The growing professionalism and the growing skills and the widening of training were needed, but they needed to rest on the secure foundation brought into the free Zimbabwe that those who had won the freedom on the battlefield knew was the secret of their success, and the reason why they had been able to win. And they knew if ever that was forgotten, or minimised, the defence forces were not able to fulfil their mandate.

This is one reason why to this day military and air force units are spread across the country, so they are automatically living and working next to the people, rather than being inside the own little separate universe.

And it is one reason why there are the continuous and formal efforts to apply technical skills, and a modern defence forces needs a lot of soldiers and airmen who are exceptionally well trained in a wide swathe of technical skills, to upgrading local communities. Hence the schools and clinics and other things that have been built, and after more than 40 years these amount to a lot. 

This is brought to a crescendo each year in the week before the Heroes and Defence Forces holiday weekend, when medical teams are deployed and other special efforts are made. Every member of the Zimbabwe National Army and the Air Force of Zimbabwe has been, at some stage, involved in a community project, as well as having civilian neighbours and friends.

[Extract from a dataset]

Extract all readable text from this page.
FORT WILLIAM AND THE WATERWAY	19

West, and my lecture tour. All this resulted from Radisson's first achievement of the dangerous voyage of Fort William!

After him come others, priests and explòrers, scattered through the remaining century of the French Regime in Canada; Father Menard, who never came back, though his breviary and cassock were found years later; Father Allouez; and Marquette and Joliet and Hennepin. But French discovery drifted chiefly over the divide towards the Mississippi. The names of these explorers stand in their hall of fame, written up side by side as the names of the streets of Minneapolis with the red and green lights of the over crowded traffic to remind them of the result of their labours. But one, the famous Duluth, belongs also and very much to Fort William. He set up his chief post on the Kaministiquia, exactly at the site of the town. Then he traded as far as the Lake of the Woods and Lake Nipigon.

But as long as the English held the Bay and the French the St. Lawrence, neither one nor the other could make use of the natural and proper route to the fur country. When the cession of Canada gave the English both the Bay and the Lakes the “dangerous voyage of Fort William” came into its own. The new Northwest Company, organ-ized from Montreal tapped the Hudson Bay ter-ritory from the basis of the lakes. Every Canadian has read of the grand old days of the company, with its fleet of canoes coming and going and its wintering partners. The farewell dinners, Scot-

This is one of the reasons why Zimbabwean contingents in United Nations and regional peacekeeping missions have been so successful. And why the more military external operations in the dying days of apartheid and the remnants of Cold War instability were also so successful. 

Yes the Zimbabwean forces and contingents were well-trained and well led, but at the same time they deliberately established the closest possible relations with the communities they were protecting, because they knew that both professionalism and a supportive community were needed.

Inside Zimbabwe the defence forces are ready to assist in times of disaster and troubles. Just to take one example, when Cyclone Idai hit, an obvious source of assistance was the defence forces. 

While air force helicopters flying rescue missions and getting essential personnel and the most critical supplies into the hammered area grabbed the attention of the cameras, we must not forget the army engineers applying their skills in opening blocked and destroyed roads and erecting emergency bridges and the army applying  logistical skills in moving in the relief supplies and other necessities over a devastated landscape.

Even the 1980s Matabeleland troubles, caused largely by incomplete training worsened by a temporary detachment of some of those involved from the people, were a major lesson in how important both aspects were. When the defence forces rapidly upgraded professional training and went back to their roots and applied the ethos and lessons they had learned, they started getting on top of that group of bandits trained and backed by the dying apartheid regime.

The Defence Forces of Zimbabwe will see many more changes as time goes on and military threats change. We have heard how the Air Force of Zimbabwe sees itself as a small, highly efficient force able to maintain its aircraft and defend our air space and assist the civil authorities when needed in cyclones and the like. And the army almost certainly is continually planning how it will cope with regional and other changes.

But so long as that critical ethos, of being with and of the people, is maintained, then the rest is just applied professionalism and technical expertise. Those you can develop, apply and teach, but what must be there throughout is that reliance on the people and being with and for the people.